The New Geography of American Jobs
Digging into the latest US jobs report reveals the need to close the gap between economic opportunity and affordable housing for low-income earners.
While the March US jobs report showed the number of employed at the highest level ever, the sectors reporting the greatest gains highlight what has made the recovery feel lacking to many.
As Andrew Stettner, senior fellow at the Century Foundation, noted in a recent blog post, those fields that have grown the fastest in the recovery pay on average 22% less than those that are growing slowly (retail, for example, pays on average $17.74 per hour, in contrast to manufacturing and mining, which pay $25.58 and $31.51 per hour, respectively. Both fields sustained continuing losses in the latest jobs report). The shift toward low-paying work, together with longer-term trends in housing are contributing to inequality, says Michael A. Stoll, professor of public policy at UCLA.
As Stoll explains, while low-wage workers might once have found work and affordable housing in cities, today they are being squeezed out by gentrifying city neighborhoods where a majority of jobs go to high-skill knowledge workers. To pursue appropriately skilled jobs, low-wage workers must look to the suburbs. “Low-income individuals’ economic opportunity is constrained because their residential opportunities are usually going to be geographically far from where the properly skilled matched job opportunities [are] in the suburbs, so, they’re harmed in those ways.”

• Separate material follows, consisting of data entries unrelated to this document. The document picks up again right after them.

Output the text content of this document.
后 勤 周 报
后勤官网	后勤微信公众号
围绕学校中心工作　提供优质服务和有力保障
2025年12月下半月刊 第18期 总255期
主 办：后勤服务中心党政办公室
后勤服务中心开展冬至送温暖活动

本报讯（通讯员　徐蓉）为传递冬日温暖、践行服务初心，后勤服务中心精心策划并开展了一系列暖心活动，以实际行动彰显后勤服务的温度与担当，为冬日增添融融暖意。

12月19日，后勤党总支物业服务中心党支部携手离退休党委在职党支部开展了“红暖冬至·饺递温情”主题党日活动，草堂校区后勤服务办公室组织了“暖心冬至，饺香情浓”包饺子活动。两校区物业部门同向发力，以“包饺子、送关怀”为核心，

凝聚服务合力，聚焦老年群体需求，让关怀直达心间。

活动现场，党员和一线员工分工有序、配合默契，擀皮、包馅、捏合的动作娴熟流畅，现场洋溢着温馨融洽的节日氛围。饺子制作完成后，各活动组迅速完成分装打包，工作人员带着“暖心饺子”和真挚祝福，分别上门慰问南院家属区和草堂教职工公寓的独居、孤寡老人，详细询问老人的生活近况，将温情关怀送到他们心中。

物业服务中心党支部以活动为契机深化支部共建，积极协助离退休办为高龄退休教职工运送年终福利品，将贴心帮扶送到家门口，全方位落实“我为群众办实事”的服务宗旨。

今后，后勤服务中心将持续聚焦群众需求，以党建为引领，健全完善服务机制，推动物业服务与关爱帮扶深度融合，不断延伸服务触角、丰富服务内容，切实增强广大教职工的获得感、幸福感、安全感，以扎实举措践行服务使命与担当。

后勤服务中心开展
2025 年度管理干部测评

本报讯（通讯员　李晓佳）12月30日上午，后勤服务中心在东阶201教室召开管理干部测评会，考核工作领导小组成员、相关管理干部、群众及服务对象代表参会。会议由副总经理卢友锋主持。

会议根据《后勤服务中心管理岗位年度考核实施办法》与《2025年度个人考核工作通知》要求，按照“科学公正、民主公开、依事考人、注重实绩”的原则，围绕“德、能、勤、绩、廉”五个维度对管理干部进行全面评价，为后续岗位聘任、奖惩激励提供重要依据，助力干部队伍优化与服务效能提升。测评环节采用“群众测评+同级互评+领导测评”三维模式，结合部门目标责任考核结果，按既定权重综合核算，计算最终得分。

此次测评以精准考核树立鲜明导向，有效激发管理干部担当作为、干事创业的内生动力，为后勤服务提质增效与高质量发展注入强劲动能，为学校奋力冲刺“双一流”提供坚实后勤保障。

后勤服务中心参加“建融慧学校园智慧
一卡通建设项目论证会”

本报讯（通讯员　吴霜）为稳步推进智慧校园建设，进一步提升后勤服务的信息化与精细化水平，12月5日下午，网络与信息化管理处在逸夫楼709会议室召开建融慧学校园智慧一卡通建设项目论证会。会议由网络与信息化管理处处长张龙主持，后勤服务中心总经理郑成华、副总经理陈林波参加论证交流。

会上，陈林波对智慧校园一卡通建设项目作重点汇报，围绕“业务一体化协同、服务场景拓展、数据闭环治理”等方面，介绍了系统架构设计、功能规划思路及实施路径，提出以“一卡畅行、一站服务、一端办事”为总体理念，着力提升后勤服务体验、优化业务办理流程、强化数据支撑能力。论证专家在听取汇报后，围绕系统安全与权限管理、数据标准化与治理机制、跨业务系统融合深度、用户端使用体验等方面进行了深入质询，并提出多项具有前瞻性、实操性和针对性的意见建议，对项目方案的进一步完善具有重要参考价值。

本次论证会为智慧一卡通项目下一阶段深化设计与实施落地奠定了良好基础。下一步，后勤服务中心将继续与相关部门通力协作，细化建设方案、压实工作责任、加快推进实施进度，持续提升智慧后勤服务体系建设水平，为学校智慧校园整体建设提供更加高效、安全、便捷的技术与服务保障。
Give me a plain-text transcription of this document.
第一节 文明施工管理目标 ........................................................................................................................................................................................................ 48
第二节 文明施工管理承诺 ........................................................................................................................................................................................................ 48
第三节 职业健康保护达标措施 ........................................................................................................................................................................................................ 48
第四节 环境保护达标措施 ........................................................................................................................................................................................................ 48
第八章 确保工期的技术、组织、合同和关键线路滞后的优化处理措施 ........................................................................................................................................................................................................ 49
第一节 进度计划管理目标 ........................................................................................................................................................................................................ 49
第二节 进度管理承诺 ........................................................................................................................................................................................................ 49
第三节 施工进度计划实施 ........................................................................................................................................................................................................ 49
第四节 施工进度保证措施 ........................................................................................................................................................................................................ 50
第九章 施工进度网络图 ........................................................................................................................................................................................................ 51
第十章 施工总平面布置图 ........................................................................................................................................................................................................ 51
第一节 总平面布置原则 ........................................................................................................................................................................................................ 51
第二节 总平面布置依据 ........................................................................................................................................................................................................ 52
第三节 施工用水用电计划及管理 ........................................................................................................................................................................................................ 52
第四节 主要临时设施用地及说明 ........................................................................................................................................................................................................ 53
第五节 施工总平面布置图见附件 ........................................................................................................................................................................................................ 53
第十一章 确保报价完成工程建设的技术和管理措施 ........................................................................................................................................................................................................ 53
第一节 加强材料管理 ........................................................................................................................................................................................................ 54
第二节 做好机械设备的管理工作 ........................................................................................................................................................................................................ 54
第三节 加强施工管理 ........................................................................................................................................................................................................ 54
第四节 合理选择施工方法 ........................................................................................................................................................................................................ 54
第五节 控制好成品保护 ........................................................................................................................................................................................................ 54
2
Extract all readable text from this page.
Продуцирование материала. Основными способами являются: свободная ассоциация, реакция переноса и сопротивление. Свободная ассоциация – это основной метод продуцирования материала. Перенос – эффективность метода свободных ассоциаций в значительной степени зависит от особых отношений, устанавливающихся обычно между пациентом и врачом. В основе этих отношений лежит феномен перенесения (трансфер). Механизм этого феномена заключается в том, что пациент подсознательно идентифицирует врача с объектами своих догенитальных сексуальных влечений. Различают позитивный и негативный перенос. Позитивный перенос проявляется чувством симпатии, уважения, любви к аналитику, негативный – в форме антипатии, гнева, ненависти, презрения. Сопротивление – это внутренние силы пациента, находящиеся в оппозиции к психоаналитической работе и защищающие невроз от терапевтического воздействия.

While the changing nature of work is often spoken of in terms of headcount or technical innovations, it also has a real estate dimension, as Stoll relates. Low-skill jobs such as retail often concentrate in the suburbs, both because the lower cost of land in the suburbs is conducive to these industries (think of the square footage of big-box stores) and also because in industries like retail consumers demand local service. “We have concomitant growth in these kind of low-skill and middle-skill jobs, which is disproportionate relative to high-skilled jobs in the extent to which they suburbanize,” he says. For this reason, and because many municipalities favor single-family housing development and have restrictions on building height, Stoll explains, “you get concentration of tall buildings in city centers, which are dominated by high-knowledge industries that don’t require a lot of space.” But while higher-skill workers can afford trade-offs such as commute time for bigger houses (in other words, work in cities and reside in suburbs), the lesser financial resources of low-skill workers means that their “housing choices are limited to low-income cities or lower-income older suburbs, which are also far from where these high-growth areas are.”
These are the kind of economically stagnant older suburbs that have increasingly garnered coverage of the suburbanization of poverty in recent years. One piece last year in Al Jazeera America, for example, illustrated how the lack of public transportation options in these suburbs made workers less able to react to opportunities on short notice; a piece in Time captured how even when retail jobs do exist in primarily lower-income suburbs, those suburbs are plagued by a lack of safety nets and social programs in comparison with urban areas.
Stoll says that the solution to the new geography of opportunity is housing policy first, and then transportation policy. “We need to think creatively about how you also provide multi-family housing that allows lower- and middle-income people to be able to locate where these low-skill job opportunities are disproportionately located. The problem with job sprawl for low-income individuals [is] that [it] is really hard to find an efficient transportation system that’s cost-effective to get people from low-income suburbs in central cities to high-income suburbs,” says Stoll “It’s either going to cost a lot per person for a more flexible system, or it’s going to cost a lot in time to move people by public transit to these areas.”
The coverage of the suburbanization of poverty in the last few years suggests other measures, such as rethinking the balance of social support programs between cities and suburbs, merit consideration. Adding that the soaring cost of living in cities poses a challenge for moderate-income earners as well, Stoll urges new thinking in regional terms. “In order for everybody to move ahead economically, everybody has to have a place and a role in that economy and be able to locate housing choices near where they work and limit the cost on families. If we did that, I think we’d be on our way to developing more economically healthy cities and metropolitan areas.”